Abstract

Hart mined historical archives in order to interrogate two social work and public health care programs launched between 1915 and 1930 for impoverished pregnant women and their newborns among New York City’s African Americans, British West Indians, and southern Italians. The Association for Improving the Condition of the Poor (AICP), a charity and social service agency, tried to reduce rates of maternal and infant mortality in Columbus Hill (West 58th–63rd streets in Manhattan) among black migrants from the South and the Caribbean. Subsequently, the AICP focused on the same goal in the Mulberry district of Lower Manhattan with southern Italians.
Nine months into the Columbus Hill program, the AICP switched its goal from reducing tuberculosis and respiratory illnesses among black women and their infants to diminishing syphilis in the same population. All women who sought care in Columbus Hill first were required to take a syphilis test. This sudden swapping of aims reflected a prevailing white supremacist assumption that African American and African Caribbean women and men were sexually promiscuous.
The Mulberry Hill project attempted to reduce death rates among newborns and pregnant immigrant women from southern Italy while concomitantly ending their reliance on midwives. The AICP hoped to persuade the women to turn to obstetricians for their deliveries. The initiative failed since pregnant immigrant women in Mulberry Hill, long reliant on midwives in Italy, persisted in that preference.

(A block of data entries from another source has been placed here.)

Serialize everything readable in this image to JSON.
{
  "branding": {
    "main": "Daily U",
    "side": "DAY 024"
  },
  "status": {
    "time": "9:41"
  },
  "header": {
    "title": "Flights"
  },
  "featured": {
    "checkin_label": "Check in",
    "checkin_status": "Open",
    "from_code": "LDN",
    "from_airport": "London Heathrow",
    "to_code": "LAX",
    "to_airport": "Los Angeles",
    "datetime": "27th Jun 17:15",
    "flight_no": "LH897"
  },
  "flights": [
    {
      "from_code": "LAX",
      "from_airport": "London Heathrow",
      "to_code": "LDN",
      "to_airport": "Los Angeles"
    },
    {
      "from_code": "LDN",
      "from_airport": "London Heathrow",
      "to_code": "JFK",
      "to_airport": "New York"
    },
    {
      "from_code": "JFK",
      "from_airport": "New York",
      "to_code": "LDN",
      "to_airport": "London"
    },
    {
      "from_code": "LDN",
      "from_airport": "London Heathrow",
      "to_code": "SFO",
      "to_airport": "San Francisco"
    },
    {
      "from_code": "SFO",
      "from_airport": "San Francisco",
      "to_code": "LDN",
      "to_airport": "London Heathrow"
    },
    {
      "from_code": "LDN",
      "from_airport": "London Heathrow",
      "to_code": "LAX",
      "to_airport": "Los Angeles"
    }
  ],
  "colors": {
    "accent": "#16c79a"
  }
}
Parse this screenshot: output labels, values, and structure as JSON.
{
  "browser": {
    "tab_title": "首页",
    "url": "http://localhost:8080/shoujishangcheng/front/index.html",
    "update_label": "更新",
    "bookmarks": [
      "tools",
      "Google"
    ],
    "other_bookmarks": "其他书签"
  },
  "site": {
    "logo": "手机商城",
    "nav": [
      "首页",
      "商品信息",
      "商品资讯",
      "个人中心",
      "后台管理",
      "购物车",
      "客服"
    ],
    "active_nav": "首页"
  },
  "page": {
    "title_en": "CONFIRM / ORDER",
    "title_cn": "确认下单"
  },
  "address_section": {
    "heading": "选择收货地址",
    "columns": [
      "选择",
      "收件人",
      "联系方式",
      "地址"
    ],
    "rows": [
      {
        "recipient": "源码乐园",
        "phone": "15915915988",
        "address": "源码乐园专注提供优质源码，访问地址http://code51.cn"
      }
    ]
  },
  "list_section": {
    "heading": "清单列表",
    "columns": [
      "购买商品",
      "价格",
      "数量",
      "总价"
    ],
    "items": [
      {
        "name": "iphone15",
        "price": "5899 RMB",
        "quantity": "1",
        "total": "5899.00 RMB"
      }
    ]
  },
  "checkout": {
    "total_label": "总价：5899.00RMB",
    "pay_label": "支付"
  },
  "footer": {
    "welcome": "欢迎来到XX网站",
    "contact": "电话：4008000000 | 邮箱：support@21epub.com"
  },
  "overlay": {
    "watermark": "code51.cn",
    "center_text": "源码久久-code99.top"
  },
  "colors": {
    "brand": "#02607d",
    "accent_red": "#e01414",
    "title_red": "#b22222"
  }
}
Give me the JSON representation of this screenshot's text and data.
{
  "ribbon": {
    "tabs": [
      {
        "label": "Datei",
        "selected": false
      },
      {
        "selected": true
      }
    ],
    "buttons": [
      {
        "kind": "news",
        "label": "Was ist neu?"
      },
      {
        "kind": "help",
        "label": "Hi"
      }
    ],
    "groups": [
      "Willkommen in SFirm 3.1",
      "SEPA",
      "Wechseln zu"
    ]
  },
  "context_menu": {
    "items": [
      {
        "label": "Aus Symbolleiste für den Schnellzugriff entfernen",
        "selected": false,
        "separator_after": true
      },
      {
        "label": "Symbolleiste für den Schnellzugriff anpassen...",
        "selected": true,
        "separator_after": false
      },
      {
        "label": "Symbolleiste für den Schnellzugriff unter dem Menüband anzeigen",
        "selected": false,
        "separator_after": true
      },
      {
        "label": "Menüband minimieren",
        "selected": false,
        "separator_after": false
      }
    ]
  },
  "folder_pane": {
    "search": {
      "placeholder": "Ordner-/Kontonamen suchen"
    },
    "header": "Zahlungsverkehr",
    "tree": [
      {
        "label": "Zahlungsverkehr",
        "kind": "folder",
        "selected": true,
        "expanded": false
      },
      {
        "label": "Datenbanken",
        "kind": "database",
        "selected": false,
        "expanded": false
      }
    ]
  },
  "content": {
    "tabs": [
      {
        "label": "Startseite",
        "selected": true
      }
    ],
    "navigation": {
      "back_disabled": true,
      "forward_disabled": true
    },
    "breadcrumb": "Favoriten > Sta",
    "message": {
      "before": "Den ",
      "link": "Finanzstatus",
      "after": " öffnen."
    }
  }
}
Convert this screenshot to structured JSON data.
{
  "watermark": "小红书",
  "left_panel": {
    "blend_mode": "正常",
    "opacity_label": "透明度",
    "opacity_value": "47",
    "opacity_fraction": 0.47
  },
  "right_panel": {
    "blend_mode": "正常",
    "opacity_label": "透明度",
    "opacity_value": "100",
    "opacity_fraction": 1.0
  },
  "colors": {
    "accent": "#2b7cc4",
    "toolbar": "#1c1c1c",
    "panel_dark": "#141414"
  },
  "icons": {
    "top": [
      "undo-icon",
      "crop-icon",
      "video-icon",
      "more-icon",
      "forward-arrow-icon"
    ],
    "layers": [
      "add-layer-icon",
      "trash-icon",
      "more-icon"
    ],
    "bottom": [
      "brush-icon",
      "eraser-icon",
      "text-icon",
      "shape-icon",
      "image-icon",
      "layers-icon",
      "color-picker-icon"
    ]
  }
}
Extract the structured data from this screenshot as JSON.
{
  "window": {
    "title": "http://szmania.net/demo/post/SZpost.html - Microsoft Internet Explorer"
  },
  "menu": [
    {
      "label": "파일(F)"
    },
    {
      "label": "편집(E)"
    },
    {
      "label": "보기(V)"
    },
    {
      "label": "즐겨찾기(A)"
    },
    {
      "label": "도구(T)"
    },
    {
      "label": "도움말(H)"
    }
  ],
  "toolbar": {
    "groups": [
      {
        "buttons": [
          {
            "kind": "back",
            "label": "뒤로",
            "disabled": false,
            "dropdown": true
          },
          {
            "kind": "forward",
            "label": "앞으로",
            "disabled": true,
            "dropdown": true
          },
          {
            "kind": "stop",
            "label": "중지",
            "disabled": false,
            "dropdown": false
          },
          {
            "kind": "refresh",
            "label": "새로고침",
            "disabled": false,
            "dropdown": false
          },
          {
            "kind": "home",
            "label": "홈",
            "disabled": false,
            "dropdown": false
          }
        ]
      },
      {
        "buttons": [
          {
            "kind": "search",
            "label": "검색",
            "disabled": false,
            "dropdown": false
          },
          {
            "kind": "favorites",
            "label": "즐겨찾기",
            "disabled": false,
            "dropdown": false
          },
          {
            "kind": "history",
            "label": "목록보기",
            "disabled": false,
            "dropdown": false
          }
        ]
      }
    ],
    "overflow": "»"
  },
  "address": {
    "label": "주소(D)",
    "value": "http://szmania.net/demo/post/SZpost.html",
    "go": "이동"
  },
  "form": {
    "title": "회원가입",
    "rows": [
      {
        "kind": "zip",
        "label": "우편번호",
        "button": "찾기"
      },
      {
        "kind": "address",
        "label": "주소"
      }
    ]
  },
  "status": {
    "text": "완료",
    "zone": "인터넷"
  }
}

This book will be of interest to scholars of the history of social work, health care, African American studies, gender studies, migration, and immigration. Sadly, its postmodern language and occasional lapses into polemics disqualify the book as a useful classroom text.
Missing from the book were maps of the geographic sections under study. To appreciate the context and terrain of the health projects Hart explored, one would have to be a Manhattanite to appreciate the location and juxtaposition of these neighborhoods within the overall island.
Unfortunately, the author generalized about social work and public health’s approach to maternity and infant care with black migrants and immigrants in the New York Cty between 1915 and 1930 by drawing on the writing of two prominent social workers who were directly involved in the AICP projects and on AICP records. While, of course, these sources were necessary data banks, they were insufficient for making the claims about the history of social work and health care that Hart asserts. Crucial omissions from the sources she studied were journal articles published between 1915 and 1930 from social work and public health journals regarding best practices in maternal and infant health promotion among African Americans, British West Indians, and southern European immigrants.
Another weakness of the book is its presentism, the assessment of the past through the lens of the present, a taboo for historians. One example constitutes the last sentence of the book: While the women and babies of Columbus Hill and the Mulberry District received cutting-edge health care for the time, what they received could have been much more effective if existing social inequalities had not been allowed to shape the experiments—and thus, the outcomes.